Limitations & Future Work

  • Assumes each new token appears with uniform probability in training data, but real-world frequency distributions may be strongly coupled with the "cluster of mapped old tokens" (high-frequency words are more likely to pollute old transitions).
  • Assumes the LLM is sufficiently expressive (\(f\) is Lipschitz and can precisely realize any sparse combination); if model capacity is limited or new concepts are far from the original dictionary coverage, the sparsity assumption may break down.

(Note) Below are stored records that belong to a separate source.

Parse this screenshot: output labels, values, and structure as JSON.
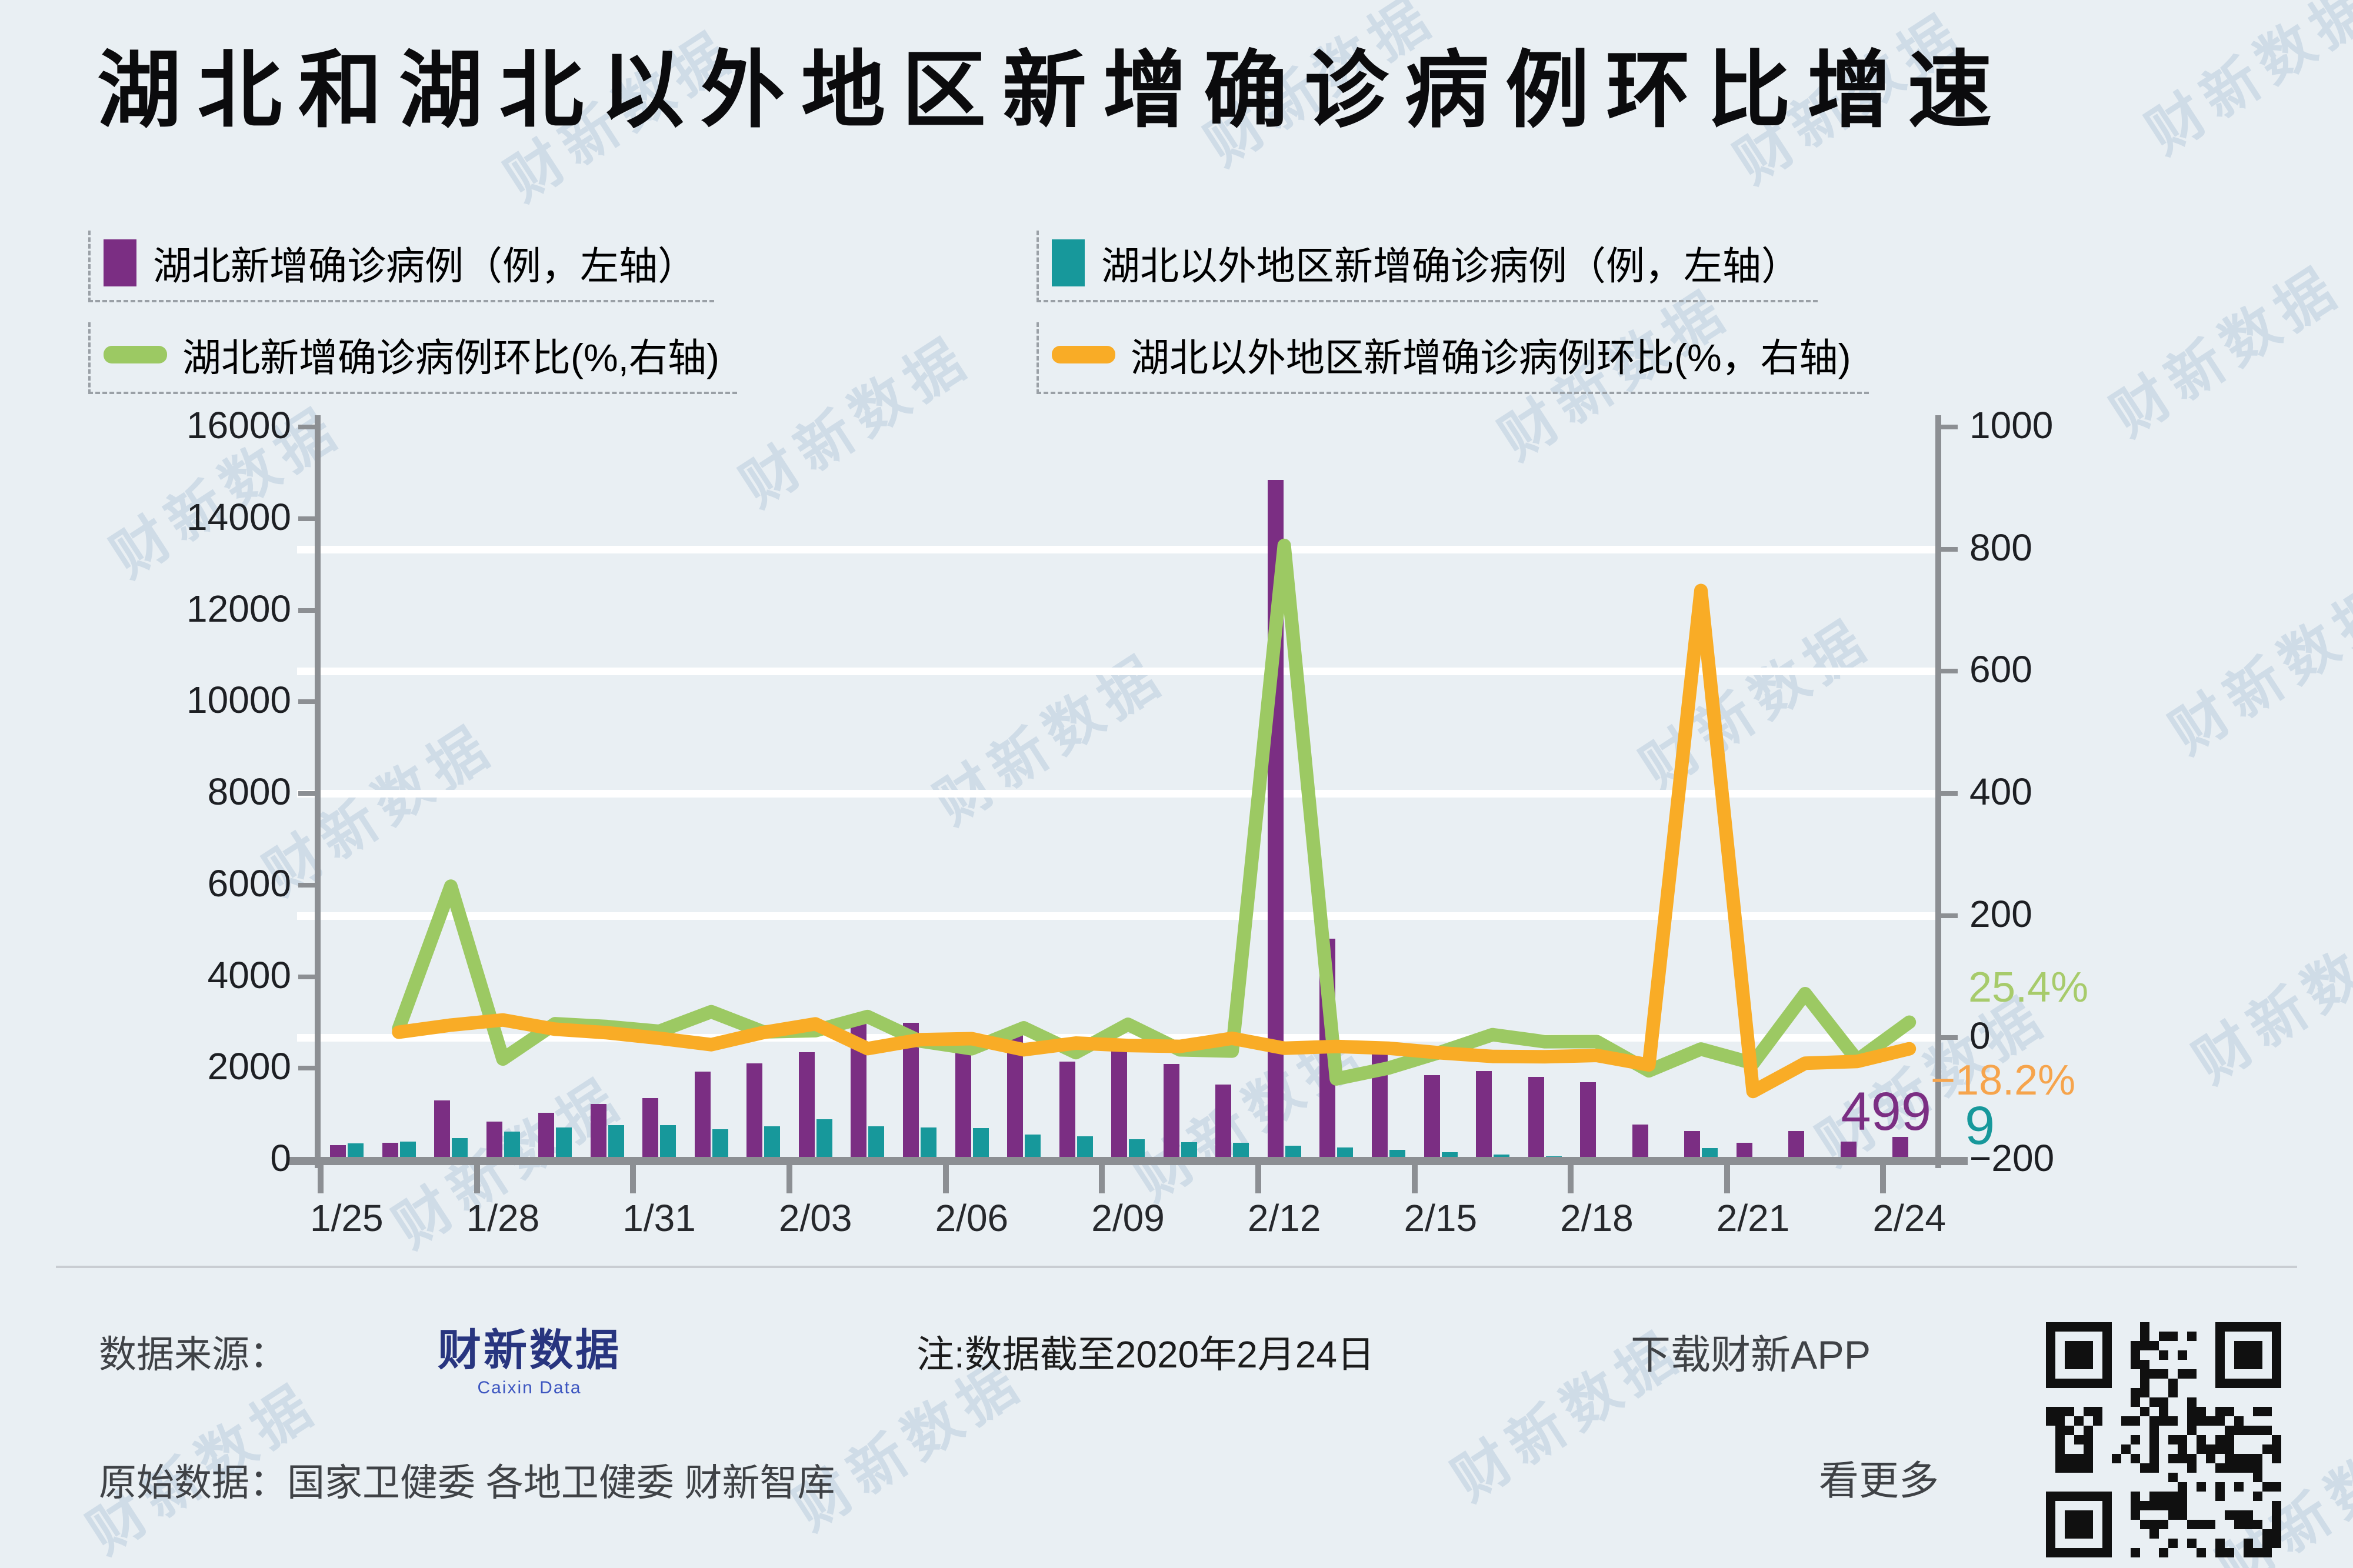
{
  "header": {
    "title": "湖北和湖北以外地区新增确诊病例环比增速"
  },
  "legend": {
    "items": [
      {
        "label": "湖北新增确诊病例（例，左轴）",
        "type": "bar",
        "color": "#7B2E83"
      },
      {
        "label": "湖北以外地区新增确诊病例（例，左轴）",
        "type": "bar",
        "color": "#17989B"
      },
      {
        "label": "湖北新增确诊病例环比(%,右轴)",
        "type": "line",
        "color": "#9CC963"
      },
      {
        "label": "湖北以外地区新增确诊病例环比(%，右轴)",
        "type": "line",
        "color": "#F9AC26"
      }
    ]
  },
  "chart_data": {
    "type": "combo-bar-line",
    "dates": [
      "1/25",
      "1/26",
      "1/27",
      "1/28",
      "1/29",
      "1/30",
      "1/31",
      "2/01",
      "2/02",
      "2/03",
      "2/04",
      "2/05",
      "2/06",
      "2/07",
      "2/08",
      "2/09",
      "2/10",
      "2/11",
      "2/12",
      "2/13",
      "2/14",
      "2/15",
      "2/16",
      "2/17",
      "2/18",
      "2/19",
      "2/20",
      "2/21",
      "2/22",
      "2/23",
      "2/24"
    ],
    "series": [
      {
        "name": "湖北新增确诊病例",
        "type": "bar",
        "axis": "left",
        "color": "#7B2E83",
        "values": [
          323,
          371,
          1291,
          840,
          1032,
          1220,
          1347,
          1921,
          2103,
          2345,
          3156,
          2987,
          2447,
          2841,
          2147,
          2618,
          2097,
          1638,
          14840,
          4823,
          2420,
          1843,
          1933,
          1807,
          1693,
          775,
          631,
          366,
          630,
          398,
          499
        ]
      },
      {
        "name": "湖北以外地区新增确诊病例",
        "type": "bar",
        "axis": "left",
        "color": "#17989B",
        "values": [
          365,
          398,
          480,
          619,
          705,
          762,
          755,
          669,
          726,
          890,
          731,
          707,
          696,
          558,
          509,
          444,
          381,
          377,
          312,
          267,
          221,
          166,
          115,
          79,
          56,
          31,
          258,
          31,
          18,
          11,
          9
        ]
      },
      {
        "name": "湖北新增确诊病例环比",
        "type": "line",
        "axis": "right",
        "color": "#9CC963",
        "values": [
          null,
          14.9,
          248.0,
          -34.9,
          22.9,
          18.2,
          10.4,
          42.6,
          9.5,
          11.5,
          34.6,
          -5.4,
          -18.1,
          16.1,
          -24.4,
          21.9,
          -19.9,
          -21.9,
          806.0,
          -67.5,
          -49.8,
          -23.8,
          4.9,
          -6.5,
          -6.3,
          -54.2,
          -18.6,
          -42.0,
          72.1,
          -36.8,
          25.4
        ]
      },
      {
        "name": "湖北以外地区新增确诊病例环比",
        "type": "line",
        "axis": "right",
        "color": "#F9AC26",
        "values": [
          null,
          9.0,
          20.6,
          29.0,
          13.9,
          8.1,
          -0.9,
          -11.4,
          8.5,
          22.6,
          -17.9,
          -3.3,
          -1.6,
          -19.8,
          -8.8,
          -12.8,
          -14.2,
          -1.0,
          -17.2,
          -14.4,
          -17.2,
          -24.9,
          -30.7,
          -31.3,
          -29.1,
          -44.6,
          732.3,
          -88.0,
          -41.9,
          -38.9,
          -18.2
        ]
      }
    ],
    "left_axis": {
      "min": 0,
      "max": 16000,
      "tick_labels": [
        "16000",
        "14000",
        "12000",
        "10000",
        "8000",
        "6000",
        "4000",
        "2000",
        "0"
      ]
    },
    "right_axis": {
      "min": -200,
      "max": 1000,
      "tick_labels": [
        "1000",
        "800",
        "600",
        "400",
        "200",
        "0",
        "−200"
      ]
    },
    "x_tick_labels": [
      "1/25",
      "1/28",
      "1/31",
      "2/03",
      "2/06",
      "2/09",
      "2/12",
      "2/15",
      "2/18",
      "2/21",
      "2/24"
    ],
    "grid": "white horizontal lines at right-axis 200-unit steps",
    "annotations": {
      "green": {
        "text": "25.4%",
        "color": "#A7CB6B"
      },
      "orange": {
        "text": "−18.2%",
        "color": "#F6A44C"
      },
      "purple": {
        "text": "499",
        "color": "#7B2E83"
      },
      "teal": {
        "text": "9",
        "color": "#17989B"
      }
    }
  },
  "footer": {
    "source_label": "数据来源：",
    "brand": "财新数据",
    "brand_sub": "Caixin Data",
    "note": "注:数据截至2020年2月24日",
    "app_link": "下载财新APP",
    "raw_label": "原始数据：",
    "raw_value": "国家卫健委 各地卫健委 财新智库",
    "more_link": "看更多"
  },
  "watermark": {
    "text": "财新数据"
  }
}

  • The method by default "does not allow transitions from old tokens to new tokens," meaning new words can only be "summoned" but not naturally generated in output, which is a clear constraint for generative applications and acknowledged as future work.

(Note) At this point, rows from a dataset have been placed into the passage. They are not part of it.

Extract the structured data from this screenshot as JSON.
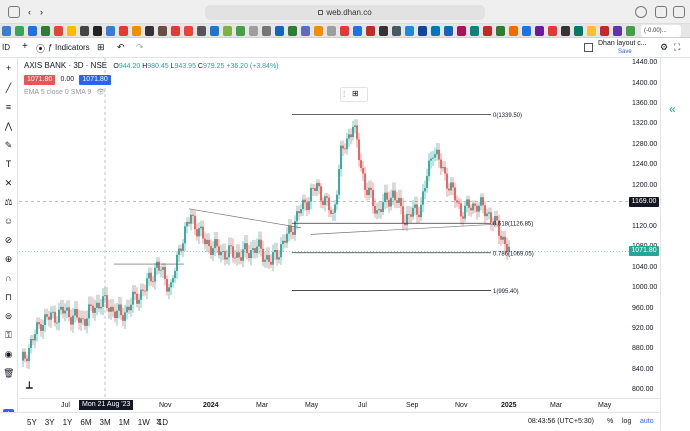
{
  "browser": {
    "url": "web.dhan.co"
  },
  "tabs_bar": {
    "active_tab_label": "(-0.00)..."
  },
  "toolbar": {
    "symbol_short": "ID",
    "indicators_label": "Indicators",
    "layout_name": "Dhan layout c...",
    "save_label": "Save"
  },
  "legend": {
    "symbol": "AXIS BANK · 3D · NSE",
    "open_label": "O",
    "open": "944.20",
    "high_label": "H",
    "high": "980.45",
    "low_label": "L",
    "low": "943.95",
    "close_label": "C",
    "close": "979.25",
    "change": "+36.20 (+3.84%)",
    "sell_price": "1071.80",
    "spread": "0.00",
    "buy_price": "1071.80",
    "ema_label": "EMA 5 close 0 SMA 9"
  },
  "chart_data": {
    "type": "candlestick",
    "title": "AXIS BANK · 3D · NSE",
    "y_ticks": [
      "1440.00",
      "1400.00",
      "1360.00",
      "1320.00",
      "1280.00",
      "1240.00",
      "1200.00",
      "1160.00",
      "1120.00",
      "1080.00",
      "1040.00",
      "1000.00",
      "960.00",
      "920.00",
      "880.00",
      "840.00",
      "800.00"
    ],
    "ylim": [
      785,
      1450
    ],
    "x_ticks": [
      "Jul",
      "Mon 21 Aug '23",
      "Nov",
      "2024",
      "Mar",
      "May",
      "Jul",
      "Sep",
      "Nov",
      "2025",
      "Mar",
      "May"
    ],
    "crosshair_date": "Mon 21 Aug '23",
    "crosshair_price": "1169.00",
    "last_price": "1071.80",
    "fib_levels": [
      {
        "label": "0(1339.50)",
        "value": 1339.5
      },
      {
        "label": "0.618(1126.85)",
        "value": 1126.85
      },
      {
        "label": "0.786(1069.05)",
        "value": 1069.05
      },
      {
        "label": "1(995.40)",
        "value": 995.4
      }
    ],
    "colors": {
      "up": "#26a69a",
      "down": "#ef5350"
    }
  },
  "bottom_bar": {
    "ranges": [
      "5Y",
      "3Y",
      "1Y",
      "6M",
      "3M",
      "1M",
      "1W",
      "1D"
    ],
    "timestamp": "08:43:56 (UTC+5:30)",
    "percent_label": "%",
    "log_label": "log",
    "auto_label": "auto"
  }
}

  • No experiments on complex structures involving "mutual transitions among new tokens" (e.g., learning an entire network of new domain terms), only "single-point expansion" is validated.
  • vs LoRA / PT / Adapter: These reduce the number of updated parameters but cannot guarantee update directions are orthogonal to old transitions, so forgetting remains uncontrollable; this method directly leverages the orthogonal structure between the embedding table and transition graph, making zero forgetting a structural guarantee rather than a tuning outcome.
  • vs EWC / GEM / replay: Classical continual learning methods suppress forgetting via regularization or replay, but scaling to LLMs remains challenging; this method requires no replay of old data or Fisher information, only updating new embeddings.
  • vs FlexOlmo / model editing: Those methods assume "target behavior first, then edit," whereas this work "structurally isolates forgetting by constraining the update space"—the two paradigms are complementary.
  • vs Markov-LM related work (Zekri et al., Yüksel & Flammarion): They analyze transformer learning ability from a Markov perspective; this work uses the mathematical path to design a concrete continual learning algorithm.

Rating

  • Novelty: ⭐⭐⭐⭐ Combines the Markov perspective with the sparse dictionary assumption to provide provable sample complexity; the theoretical framework is refreshing.
  • Experimental Thoroughness: ⭐⭐⭐ Arithmetic + synthetic vocab + three target languages + multiple model scales are covered, but more realistic multi-domain/multi-step expansions are not.
  • Writing Quality: ⭐⭐⭐⭐ The logic from motivation to theorem to algorithm is very smooth, with unified notation and clear definitions.
  • Value: ⭐⭐⭐⭐ Provides a minimal solution where "zero forgetting + sample efficiency" can be achieved simultaneously, serving as a strong baseline for the continual learning community.